Question

A 1 m long rod of 1 cm × 1 cm cross section is subjected to an axial tensile force of 35 kN. The Young’s modulus of the material is 70 GPa. The cross-section of the deformed rod is 0.998 cm × 0.998 cm. The Poisson’s ratio of the material is __________ (rounded off to one decimal place).

Hint:

To find Poisson’s ratio, use the relation between axial and lateral strain.

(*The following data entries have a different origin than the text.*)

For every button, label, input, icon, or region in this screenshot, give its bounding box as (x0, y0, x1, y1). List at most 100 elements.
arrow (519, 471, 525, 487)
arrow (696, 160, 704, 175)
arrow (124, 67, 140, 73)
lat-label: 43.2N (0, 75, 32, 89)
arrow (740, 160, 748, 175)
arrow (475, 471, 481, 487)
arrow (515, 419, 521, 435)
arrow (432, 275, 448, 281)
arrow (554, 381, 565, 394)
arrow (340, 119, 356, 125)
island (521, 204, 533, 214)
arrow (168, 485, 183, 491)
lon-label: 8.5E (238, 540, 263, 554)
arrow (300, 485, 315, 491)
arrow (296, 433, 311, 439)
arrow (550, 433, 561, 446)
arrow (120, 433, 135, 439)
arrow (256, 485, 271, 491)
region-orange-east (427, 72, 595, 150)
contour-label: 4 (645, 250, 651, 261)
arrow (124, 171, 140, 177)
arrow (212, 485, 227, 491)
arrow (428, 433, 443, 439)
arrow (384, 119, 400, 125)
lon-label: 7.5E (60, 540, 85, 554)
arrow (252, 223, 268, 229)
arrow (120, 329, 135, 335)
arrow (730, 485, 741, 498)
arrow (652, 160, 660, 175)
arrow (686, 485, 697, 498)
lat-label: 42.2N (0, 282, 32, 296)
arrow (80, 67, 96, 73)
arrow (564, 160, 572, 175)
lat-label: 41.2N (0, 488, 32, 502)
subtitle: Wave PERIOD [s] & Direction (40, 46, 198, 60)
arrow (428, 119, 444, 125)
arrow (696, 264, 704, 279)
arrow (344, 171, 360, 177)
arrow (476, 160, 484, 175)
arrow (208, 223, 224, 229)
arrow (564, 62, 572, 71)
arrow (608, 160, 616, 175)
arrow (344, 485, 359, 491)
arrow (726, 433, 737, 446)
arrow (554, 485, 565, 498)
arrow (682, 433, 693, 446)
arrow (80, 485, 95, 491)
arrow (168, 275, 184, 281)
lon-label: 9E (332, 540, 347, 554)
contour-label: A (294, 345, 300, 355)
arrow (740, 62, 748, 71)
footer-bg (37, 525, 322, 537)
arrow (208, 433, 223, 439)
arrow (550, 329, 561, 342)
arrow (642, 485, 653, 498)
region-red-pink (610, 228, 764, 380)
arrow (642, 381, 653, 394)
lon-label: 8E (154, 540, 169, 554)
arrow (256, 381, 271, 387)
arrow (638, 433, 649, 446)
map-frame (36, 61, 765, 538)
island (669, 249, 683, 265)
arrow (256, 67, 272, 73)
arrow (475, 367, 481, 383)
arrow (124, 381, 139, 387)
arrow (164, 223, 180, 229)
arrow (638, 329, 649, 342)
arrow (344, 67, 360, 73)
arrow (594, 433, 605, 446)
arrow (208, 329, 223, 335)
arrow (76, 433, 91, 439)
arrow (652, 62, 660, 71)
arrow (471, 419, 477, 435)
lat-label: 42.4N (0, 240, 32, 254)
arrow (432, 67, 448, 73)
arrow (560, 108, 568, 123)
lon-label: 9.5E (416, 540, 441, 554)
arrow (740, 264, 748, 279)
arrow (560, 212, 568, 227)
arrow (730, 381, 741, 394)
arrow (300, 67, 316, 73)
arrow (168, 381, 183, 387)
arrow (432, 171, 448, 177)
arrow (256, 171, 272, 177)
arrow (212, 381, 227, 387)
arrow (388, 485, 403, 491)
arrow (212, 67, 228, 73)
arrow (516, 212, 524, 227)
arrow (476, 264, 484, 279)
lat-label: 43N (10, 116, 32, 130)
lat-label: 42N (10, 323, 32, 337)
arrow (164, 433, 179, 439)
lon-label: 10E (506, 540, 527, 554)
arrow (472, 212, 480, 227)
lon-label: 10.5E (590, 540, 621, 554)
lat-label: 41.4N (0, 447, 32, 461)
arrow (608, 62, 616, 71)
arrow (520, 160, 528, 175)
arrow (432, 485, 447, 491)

Poisson’s ratio is the negative ratio of lateral strain to axial strain.

Answer 1

We are given the following:
Length of the rod, \( L = 1 \, \text{m} \),
Cross-sectional area before deformation: \( A_0 = 1 \, \text{cm} \times 1 \, \text{cm} = 1 \, \text{cm}^2 \),
Axial tensile force, \( F = 35 \, \text{kN} = 35000 \, \text{N} \),
Young’s modulus, \( E = 70 \, \text{GPa} = 70 \times 10^9 \, \text{Pa} \),
The cross-sectional area after deformation: \( A_f = 0.998 \, \text{cm} \times 0.998 \, \text{cm} = 0.996004 \, \text{cm}^2 \),
Poisson's ratio, \( \nu \), is the quantity we need to find.

Step 1:
Calculate the axial strain \( \epsilon \):
\[ \epsilon = \frac{\Delta L}{L} = \frac{F}{A_0 E} \]
Substituting values:
\[ \epsilon = \frac{35000}{1 \times 10^{-4} \times 70 \times 10^9} = \frac{35000}{7 \times 10^6} = 5 \times 10^{-3} \]
So, the axial strain \( \epsilon = 0.005 \).

Step 2:
Calculate the lateral strain \( \epsilon_{\text{lateral}} \):
\[ \epsilon_{\text{lateral}} = \frac{\Delta A}{A_0} = \frac{1 - 0.996004}{1} = 0.003996 \]

Step 3:
Relate lateral strain and Poisson’s ratio:
\[ \epsilon_{\text{lateral}} = -\nu \epsilon \]
Substituting:
\[ 0.003996 = -\nu \times 0.005 \Rightarrow \nu = \frac{-0.003996}{-0.005} = 0.7992 \]

Final Answer:
Since Poisson's ratio typically falls between 0.25 and 0.35 for most materials, a value of \( 0.7992 \) is unphysically high. This suggests a misinterpretation: the area reduction should be used to infer lateral strain per dimension, not area change directly.

The width changes from 1 cm to 0.998 cm:
\[ \epsilon_{\text{lateral}} = \frac{0.998 - 1}{1} = -0.002 \]
So:
\[ -0.002 = -\nu \times 0.005 \Rightarrow \nu = \frac{0.002}{0.005} = 0.4 \]

Corrected Final Answer:
The Poisson’s ratio is \( \boxed{0.4} \).